Непрерывная и все более грубая слежка московских служб раздражала Буллита, но и приводила его в азарт. Он, однако, воспринимал это как обычное поведение режима, вряд ли понимая, что Кремль вел против него целенаправленную кампанию личной компрометации. Но и без этого он был в ужасе от актов бессмысленного насилия, которые развертывались прямо за стенами Спасо-хауса. Первого мая 1935 года он писал президенту: «Террор здесь не прекращался, но сейчас он сделался так интенсивен, что в страхе пребывают и самые ничтожные, и самые могущественные из москвичей». Аресту и высылке, с изумлением рассказывал он Рузвельту, подверглись все, кто учил японский язык в Ленинграде, и все, кто лечил зубы иностранным дипломатам в Москве. В марте 1935-го редактор американского журнала Foreign Affairs через Буллита заказал статью Бухарину; посол обещал передать просьбу и при встрече с Бухариным настоять на том, чтобы тот написал статью. Они в это время часто виделись, и Буллит знал, что Бухарин жил от одной чистки к другой, все время ожидая ареста. Андрейчин уже был в «Люблянке» (так писал Буллит), и посол признавался президенту в своей неспособности сохранять позу дипломата: «Поддерживать сладкую любовную беседу с русскими в этих условиях необычайно трудно. Я не могу, конечно, сделать ничего, чтобы спасти этих людей. Строго между нами, я получил записку от Андрейчина, которую он с оказией переслал из Люблянки: он просит меня, ради всего святого, не делать ничего, чтобы помочь ему, потому что если я попытаюсь, его наверняка расстреляют» (Буллит так и писал, Lyublyanka). Позже он признавался Рузвельту, что единственное, чем теперь можно помочь русским друзьям, – это не общаться с ними [153].

Тогда Андрейчина не расстреляли. Свой срок – 10 лет за шпионаж и троцкизм – он отбывал в страшных лагерях Ухты и Воркуты; но похоже, его хранили для более важных государственных дел. В январе 1938-го его вернули в Москву, в Бутырскую тюрьму.

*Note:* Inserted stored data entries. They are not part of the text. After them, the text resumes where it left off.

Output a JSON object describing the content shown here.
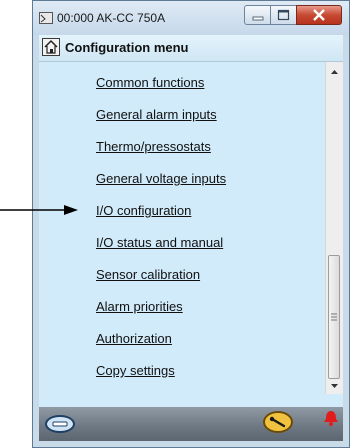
{
  "window": {
    "title": "00:000 AK-CC 750A"
  },
  "header": {
    "title": "Configuration menu"
  },
  "menu": {
    "items": [
      {
        "label": "Common functions"
      },
      {
        "label": "General alarm inputs"
      },
      {
        "label": "Thermo/pressostats"
      },
      {
        "label": "General voltage inputs"
      },
      {
        "label": "I/O configuration"
      },
      {
        "label": "I/O status and manual"
      },
      {
        "label": "Sensor calibration"
      },
      {
        "label": "Alarm priorities"
      },
      {
        "label": "Authorization"
      },
      {
        "label": "Copy settings"
      }
    ]
  },
  "icons": {
    "app": "device-icon",
    "home": "home-icon",
    "minimize": "minimize-icon",
    "maximize": "maximize-icon",
    "close": "close-icon",
    "left_status": "link-icon",
    "right_status": "tool-icon",
    "alarm": "alarm-bell-icon"
  },
  "colors": {
    "client_bg": "#d1ebfa",
    "close_button": "#c74a33",
    "alarm": "#e21b1b",
    "tool_button": "#f0c23f"
  }
}
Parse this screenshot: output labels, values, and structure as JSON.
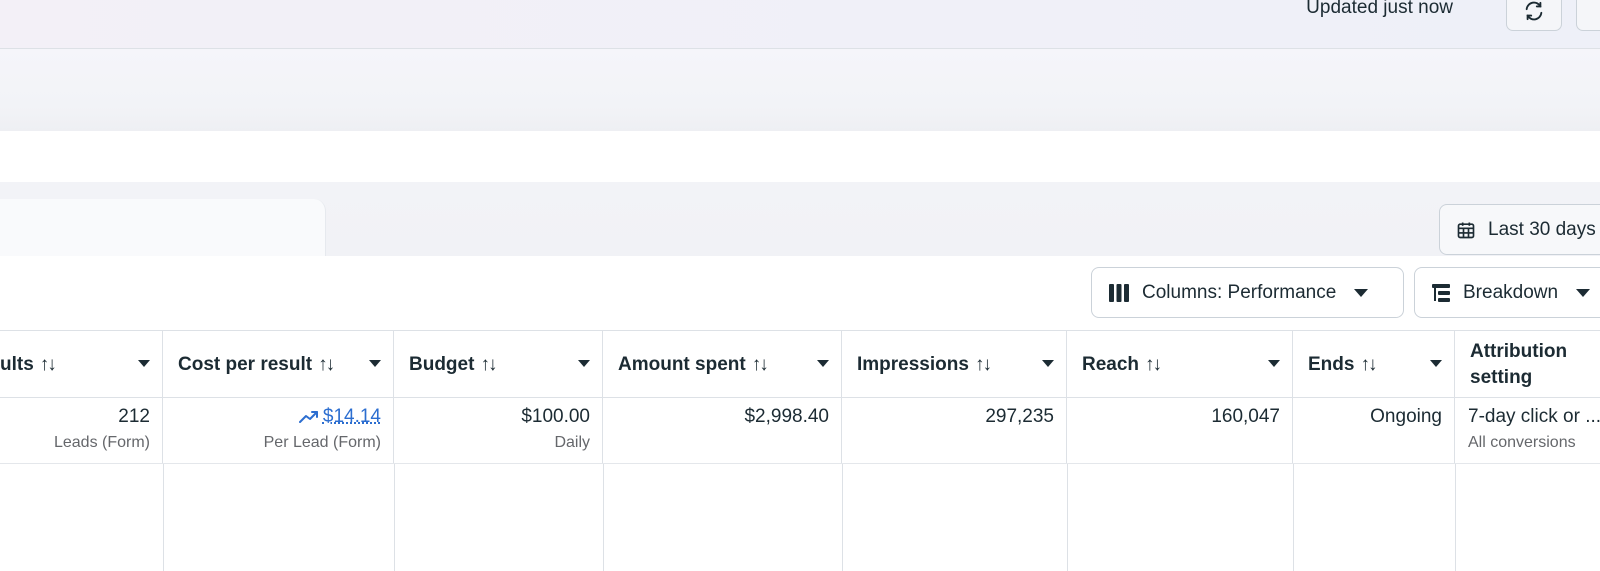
{
  "header": {
    "updated_text": "Updated just now"
  },
  "date_range": {
    "label": "Last 30 days"
  },
  "toolbar": {
    "columns_label": "Columns: Performance",
    "breakdown_label": "Breakdown"
  },
  "table": {
    "columns": [
      {
        "label": "ults",
        "sort": "↑↓"
      },
      {
        "label": "Cost per result",
        "sort": "↑↓"
      },
      {
        "label": "Budget",
        "sort": "↑↓"
      },
      {
        "label": "Amount spent",
        "sort": "↑↓"
      },
      {
        "label": "Impressions",
        "sort": "↑↓"
      },
      {
        "label": "Reach",
        "sort": "↑↓"
      },
      {
        "label": "Ends",
        "sort": "↑↓"
      },
      {
        "label": "Attribution setting"
      }
    ],
    "row": {
      "results": {
        "value": "212",
        "sub": "Leads (Form)"
      },
      "cost_per_result": {
        "value": "$14.14",
        "sub": "Per Lead (Form)"
      },
      "budget": {
        "value": "$100.00",
        "sub": "Daily"
      },
      "amount_spent": {
        "value": "$2,998.40"
      },
      "impressions": {
        "value": "297,235"
      },
      "reach": {
        "value": "160,047"
      },
      "ends": {
        "value": "Ongoing"
      },
      "attribution": {
        "value": "7-day click or ...",
        "sub": "All conversions"
      }
    }
  },
  "colors": {
    "link": "#2c6ed0",
    "text": "#1c2b33",
    "muted": "#65676b",
    "border": "#dde1e6"
  },
  "icons": {
    "refresh": "refresh-icon",
    "calendar": "calendar-icon",
    "columns": "columns-icon",
    "breakdown": "breakdown-icon",
    "trend": "trend-up-icon"
  }
}
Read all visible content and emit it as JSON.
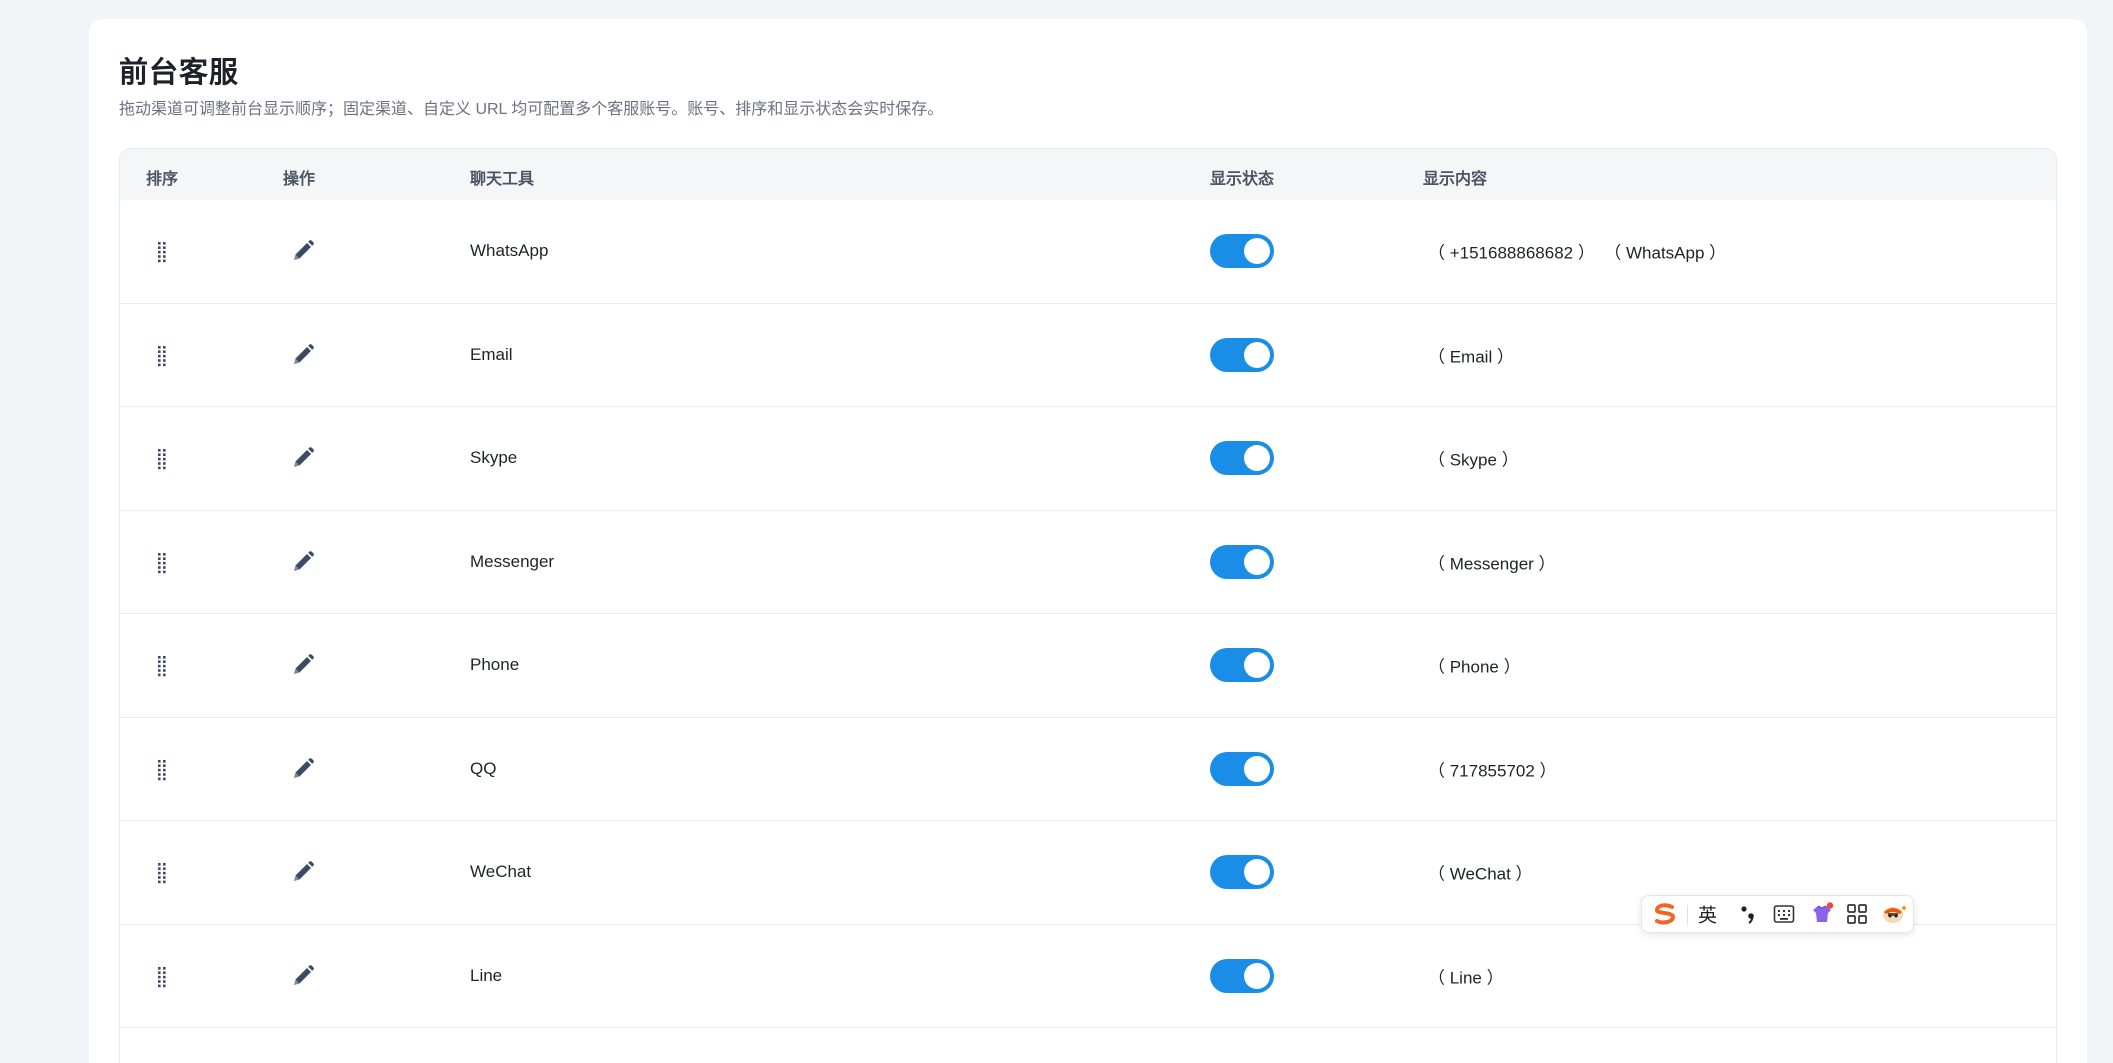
{
  "page": {
    "title": "前台客服",
    "description": "拖动渠道可调整前台显示顺序；固定渠道、自定义 URL 均可配置多个客服账号。账号、排序和显示状态会实时保存。"
  },
  "table": {
    "headers": {
      "sort": "排序",
      "action": "操作",
      "tool": "聊天工具",
      "status": "显示状态",
      "content": "显示内容"
    },
    "rows": [
      {
        "tool": "WhatsApp",
        "enabled": true,
        "content": "（ +151688868682 ）  （ WhatsApp ）"
      },
      {
        "tool": "Email",
        "enabled": true,
        "content": "（ Email ）"
      },
      {
        "tool": "Skype",
        "enabled": true,
        "content": "（ Skype ）"
      },
      {
        "tool": "Messenger",
        "enabled": true,
        "content": "（ Messenger ）"
      },
      {
        "tool": "Phone",
        "enabled": true,
        "content": "（ Phone ）"
      },
      {
        "tool": "QQ",
        "enabled": true,
        "content": "（ 717855702 ）"
      },
      {
        "tool": "WeChat",
        "enabled": true,
        "content": "（ WeChat ）"
      },
      {
        "tool": "Line",
        "enabled": true,
        "content": "（ Line ）"
      }
    ]
  },
  "ime_toolbar": {
    "language": "英",
    "icons": [
      "sogou-logo-icon",
      "punctuation-icon",
      "keyboard-icon",
      "skin-icon",
      "grid-icon",
      "mascot-icon"
    ]
  },
  "colors": {
    "toggle_on": "#1a8ee6",
    "icon": "#3d4a66",
    "header_bg": "#f5f6f8",
    "page_bg": "#f2f5f8"
  }
}
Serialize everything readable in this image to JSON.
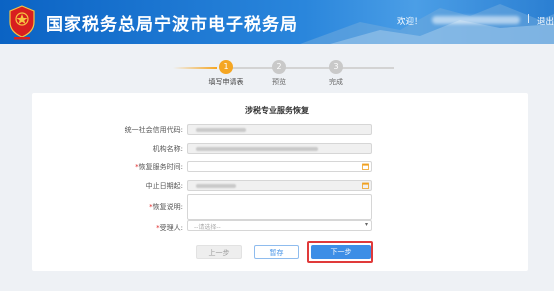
{
  "header": {
    "title": "国家税务总局宁波市电子税务局",
    "welcome": "欢迎！",
    "separator": "|",
    "logout": "退出"
  },
  "steps": [
    {
      "number": "1",
      "label": "填写申请表",
      "active": true
    },
    {
      "number": "2",
      "label": "预览",
      "active": false
    },
    {
      "number": "3",
      "label": "完成",
      "active": false
    }
  ],
  "form": {
    "title": "涉税专业服务恢复",
    "fields": [
      {
        "label": "统一社会信用代码:",
        "required": false
      },
      {
        "label": "机构名称:",
        "required": false
      },
      {
        "label": "恢复服务时间:",
        "required": true
      },
      {
        "label": "中止日期起:",
        "required": false
      },
      {
        "label": "恢复说明:",
        "required": true
      },
      {
        "label": "受理人:",
        "required": true
      }
    ],
    "select_placeholder": "--请选择--"
  },
  "buttons": {
    "prev": "上一步",
    "save": "暂存",
    "next": "下一步"
  },
  "colors": {
    "header_blue": "#0b63c4",
    "active_step": "#f5a623",
    "primary_button": "#3d8ee6",
    "highlight": "#e03a3a"
  }
}
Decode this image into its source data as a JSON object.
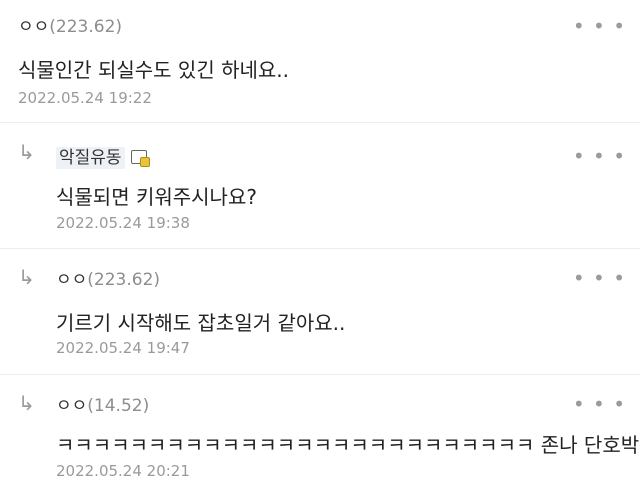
{
  "more_label": "• • •",
  "reply_arrow": "↳",
  "comments": [
    {
      "nick": "ㅇㅇ",
      "ip": "(223.62)",
      "text": "식물인간 되실수도 있긴 하네요..",
      "date": "2022.05.24 19:22"
    },
    {
      "nick": "악질유동",
      "ip": "",
      "text": "식물되면 키워주시나요?",
      "date": "2022.05.24 19:38",
      "badge": "gallery-badge-icon"
    },
    {
      "nick": "ㅇㅇ",
      "ip": "(223.62)",
      "text": "기르기 시작해도 잡초일거 같아요..",
      "date": "2022.05.24 19:47"
    },
    {
      "nick": "ㅇㅇ",
      "ip": "(14.52)",
      "text": "ㅋㅋㅋㅋㅋㅋㅋㅋㅋㅋㅋㅋㅋㅋㅋㅋㅋㅋㅋㅋㅋㅋㅋㅋㅋㅋ 존나 단호박",
      "date": "2022.05.24 20:21"
    }
  ]
}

Там он провел еще два года, а с началом войны болгарина освободили и, более того, трудоустроили в Совинформбюро. Вместе с этим агентством его эвакуировали в Куйбышев, и там он вновь встретился с сотрудниками американского посольства, эвакуированного туда же. 28 декабря 1941-го его принял Эдвард Пэйдж, второй секретарь посольства; он рассказал об этой беседе в обстоятельном меморандуме и, поскольку речь в ней шла о Буллите, переслал ему эту «совершенно секретную» записку. Этот документ никогда не публиковался, и я перескажу его почти полностью.

Перейти на страницу:

Похожие книги

100 великих интриг
100 великих интриг

Нередко политические интриги становятся главными двигателями истории. Заговоры, покушения, провокации, аресты, казни, бунты и военные перевороты – все эти события могут составлять только часть одной, хитро спланированной, интриги, начинавшейся с короткой записки, вовремя произнесенной фразы или многозначительного молчания во время важной беседы царствующих особ и закончившейся грандиозным сломом целой эпохи.Суд над Сократом, заговор Катилины, Цезарь и Клеопатра, интриги Мессалины, мрачная слава Старца Горы, заговор Пацци, Варфоломеевская ночь, убийство Валленштейна, таинственная смерть Людвига Баварского, загадки Нюрнбергского процесса… Об этом и многом другом рассказывает очередная книга серии.

Виктор Николаевич Еремин

Биографии и Мемуары / История / Энциклопедии / Образование и наука / Словари и Энциклопедии
100 знаменитых отечественных художников
100 знаменитых отечественных художников

«Люди, о которых идет речь в этой книге, видели мир не так, как другие. И говорили о нем без слов – цветом, образом, колоритом, выражая с помощью этих средств изобразительного искусства свои мысли, чувства, ощущения и переживания.Искусство знаменитых мастеров чрезвычайно напряженно, сложно, нередко противоречиво, а порой и драматично, как и само время, в которое они творили. Ведь различные события в истории человечества – глобальные общественные катаклизмы, революции, перевороты, мировые войны – изменяли представления о мире и человеке в нем, вызывали переоценку нравственных позиций и эстетических ценностей. Все это не могло не отразиться на путях развития изобразительного искусства ибо, как тонко подметил поэт М. Волошин, "художники – глаза человечества".В творчестве мастеров прошедших эпох – от Средневековья и Возрождения до наших дней – чередовалось, сменяя друг друга, немало художественных направлений. И авторы книги, отбирая перечень знаменитых художников, стремились показать представителей различных направлений и течений в искусстве. Каждое из них имеет право на жизнь, являясь выражением творческого поиска, экспериментов в области формы, сюжета, цветового, композиционного и пространственного решения произведений искусства…»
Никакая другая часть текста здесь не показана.